Sacramento County borrowed millions to expand water infrastructure, now it needs help paying the bill

Rate increases can be slippery when debt

Following a civilian career with the Department of Defense, Joanne Hughes returned from overseas and settled in a handsome one-story home in the Vineyard area of south Sacramento. Back then, in 2004, her utilities bill from the county topped out at maybe $150 every 60 days.

“Now it’s up to almost $300 every month,” she told county supervisors last week. “That’s unsustainable.”

Unfortunately for Hughes and 50,000 fellow water customers, it’s about to get even more so.

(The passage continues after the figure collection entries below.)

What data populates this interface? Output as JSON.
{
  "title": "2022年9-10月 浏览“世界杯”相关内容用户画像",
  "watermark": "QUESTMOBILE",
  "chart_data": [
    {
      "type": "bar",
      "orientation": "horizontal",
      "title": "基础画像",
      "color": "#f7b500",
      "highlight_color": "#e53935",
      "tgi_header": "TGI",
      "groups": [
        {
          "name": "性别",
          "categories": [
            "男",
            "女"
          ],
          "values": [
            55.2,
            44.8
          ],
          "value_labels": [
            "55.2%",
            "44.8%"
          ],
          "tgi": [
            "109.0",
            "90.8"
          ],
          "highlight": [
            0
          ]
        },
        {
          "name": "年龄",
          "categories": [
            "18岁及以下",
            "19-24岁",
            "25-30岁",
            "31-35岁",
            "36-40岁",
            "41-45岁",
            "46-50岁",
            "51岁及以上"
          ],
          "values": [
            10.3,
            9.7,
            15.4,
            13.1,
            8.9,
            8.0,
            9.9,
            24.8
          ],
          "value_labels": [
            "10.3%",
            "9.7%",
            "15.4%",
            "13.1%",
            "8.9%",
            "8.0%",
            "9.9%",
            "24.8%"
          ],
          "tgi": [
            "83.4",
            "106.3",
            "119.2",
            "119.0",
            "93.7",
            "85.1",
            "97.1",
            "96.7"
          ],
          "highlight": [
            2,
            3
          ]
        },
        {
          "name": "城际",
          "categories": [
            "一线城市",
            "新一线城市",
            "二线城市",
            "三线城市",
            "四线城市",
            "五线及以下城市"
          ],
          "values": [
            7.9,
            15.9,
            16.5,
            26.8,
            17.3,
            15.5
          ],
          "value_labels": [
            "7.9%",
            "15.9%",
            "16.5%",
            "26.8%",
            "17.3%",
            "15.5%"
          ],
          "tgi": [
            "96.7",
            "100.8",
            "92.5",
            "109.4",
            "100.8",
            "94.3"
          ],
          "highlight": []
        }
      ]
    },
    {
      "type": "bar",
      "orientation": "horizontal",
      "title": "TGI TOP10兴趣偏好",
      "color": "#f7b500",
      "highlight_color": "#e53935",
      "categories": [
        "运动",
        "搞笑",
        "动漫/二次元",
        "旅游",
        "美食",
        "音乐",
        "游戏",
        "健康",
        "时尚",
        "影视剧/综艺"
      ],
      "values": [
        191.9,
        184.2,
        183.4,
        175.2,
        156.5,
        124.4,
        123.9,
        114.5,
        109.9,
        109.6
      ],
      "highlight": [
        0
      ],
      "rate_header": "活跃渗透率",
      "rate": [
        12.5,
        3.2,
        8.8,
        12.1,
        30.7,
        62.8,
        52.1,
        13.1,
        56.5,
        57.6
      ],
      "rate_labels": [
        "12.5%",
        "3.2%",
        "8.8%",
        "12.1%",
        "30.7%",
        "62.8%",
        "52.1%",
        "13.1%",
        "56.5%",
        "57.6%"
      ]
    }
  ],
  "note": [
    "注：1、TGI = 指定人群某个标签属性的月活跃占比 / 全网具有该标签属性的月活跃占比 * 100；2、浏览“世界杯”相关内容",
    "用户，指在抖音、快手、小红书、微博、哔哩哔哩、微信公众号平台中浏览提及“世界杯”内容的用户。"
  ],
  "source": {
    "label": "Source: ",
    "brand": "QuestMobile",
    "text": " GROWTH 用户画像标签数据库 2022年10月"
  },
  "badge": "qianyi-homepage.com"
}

This past Tuesday, the Sacramento County Board of Supervisors was set to approve rate increases for the second time in two years. Bi-monthly user fees will climb $7 for unmetered residential customers in the unincorporated county beginning August 23, and another $5 starting July 1 of next year.

The additional $4.1 million the Sacramento County Water Agency anticipates by 2015 will help chip away at a hefty bond debt the county incurred while muscling through a $200 million expansion in water infrastructure.

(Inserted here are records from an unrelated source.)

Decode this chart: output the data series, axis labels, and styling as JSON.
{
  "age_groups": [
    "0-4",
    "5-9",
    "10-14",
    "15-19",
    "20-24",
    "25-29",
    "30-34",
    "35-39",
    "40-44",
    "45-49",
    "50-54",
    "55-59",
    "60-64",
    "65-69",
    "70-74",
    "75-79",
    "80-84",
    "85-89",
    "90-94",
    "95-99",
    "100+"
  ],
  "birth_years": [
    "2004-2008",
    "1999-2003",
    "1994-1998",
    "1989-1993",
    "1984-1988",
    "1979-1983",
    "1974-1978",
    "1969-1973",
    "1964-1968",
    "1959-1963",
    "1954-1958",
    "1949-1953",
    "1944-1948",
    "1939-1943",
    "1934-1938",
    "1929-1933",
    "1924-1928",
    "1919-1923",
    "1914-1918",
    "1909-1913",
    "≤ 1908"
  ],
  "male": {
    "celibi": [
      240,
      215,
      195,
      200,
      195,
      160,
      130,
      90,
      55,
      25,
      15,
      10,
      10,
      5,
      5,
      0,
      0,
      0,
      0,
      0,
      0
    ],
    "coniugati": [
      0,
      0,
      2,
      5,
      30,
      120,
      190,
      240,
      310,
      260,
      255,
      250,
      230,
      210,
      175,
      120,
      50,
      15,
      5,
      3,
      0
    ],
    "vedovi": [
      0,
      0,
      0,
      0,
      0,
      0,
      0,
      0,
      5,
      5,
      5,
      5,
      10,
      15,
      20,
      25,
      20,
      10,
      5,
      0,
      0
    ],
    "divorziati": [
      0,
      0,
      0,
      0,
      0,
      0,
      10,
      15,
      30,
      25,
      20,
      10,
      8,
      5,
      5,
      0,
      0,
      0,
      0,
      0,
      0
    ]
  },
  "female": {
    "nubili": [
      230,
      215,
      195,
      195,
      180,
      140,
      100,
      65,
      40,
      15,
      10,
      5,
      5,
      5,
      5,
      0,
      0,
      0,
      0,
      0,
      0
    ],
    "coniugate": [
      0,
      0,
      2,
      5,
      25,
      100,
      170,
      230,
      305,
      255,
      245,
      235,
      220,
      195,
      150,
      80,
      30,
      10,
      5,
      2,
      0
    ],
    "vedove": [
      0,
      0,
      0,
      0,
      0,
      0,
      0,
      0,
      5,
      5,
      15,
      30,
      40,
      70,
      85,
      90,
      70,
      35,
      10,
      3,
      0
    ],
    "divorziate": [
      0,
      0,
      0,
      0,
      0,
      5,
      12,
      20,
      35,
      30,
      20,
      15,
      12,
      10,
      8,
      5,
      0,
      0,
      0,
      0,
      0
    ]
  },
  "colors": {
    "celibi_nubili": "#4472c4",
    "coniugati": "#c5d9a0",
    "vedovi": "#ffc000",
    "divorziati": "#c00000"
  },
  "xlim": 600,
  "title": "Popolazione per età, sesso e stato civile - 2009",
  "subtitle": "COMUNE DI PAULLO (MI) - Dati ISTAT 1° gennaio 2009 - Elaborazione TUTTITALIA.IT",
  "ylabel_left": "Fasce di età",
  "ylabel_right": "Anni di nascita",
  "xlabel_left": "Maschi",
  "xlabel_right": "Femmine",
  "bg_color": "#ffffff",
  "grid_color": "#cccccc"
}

But that additional supply came before the need. The county built it, but they haven’t come. Not yet.

Rate increases have flown higher “than the growth of our customer base,” acknowledged water resources director Michael L. Peterson.

As the county waits for new residents, those already here are fronting the costs of both future customers and the developers who stopped building in 2008, when the recession hit. Peterson expects construction fees to start picking up the slack again in 2015, but even then, rate increases will only slow, not stop.

Bonds paid for new surface water facilities in the Freeport and Vineyard areas. There’s an annual debt service of $25 million attached to those two projects, held by Union Bank.

“Your elected board members should not be borrowing money that you can’t pay back,” chided Hughes, one of 57 affected customers to send in a letter of protest.

State law requires a majority of affected water customers to formally object to prevent rate increases. The retiree in the pink sun hat was the only one who attended last Tuesday’s hearing.

Rate increases will also fund new water-monitoring regulations and fluoridation costs covered by an expiring grant, and jump-start mothballed maintenance projects. Water officials expect an increase in well failures because they deferred maintenance to keep rates from climbing even higher, Peterson said. There are north of 75 wells of varying ages in the system.

Board chairwoman Susan Peters reluctantly agreed to rate hikes after ensuring the money wasn’t for new water department employees or projects. “There’s not empire expansion going on here,” she said.

Also rumpled by the sticker shock, Supervisor Don Nottoli asked staff to look into ways to allow customers to spread out their utility payments in the future.

“You still have folks who are on fixed incomes of less than a thousand dollars a month,” he said. “And when you look at that, that $150 a month goes in just for essentials—water, sewer, garbage and storm drains if you’re in the unincorporated area—that’s a big bite.”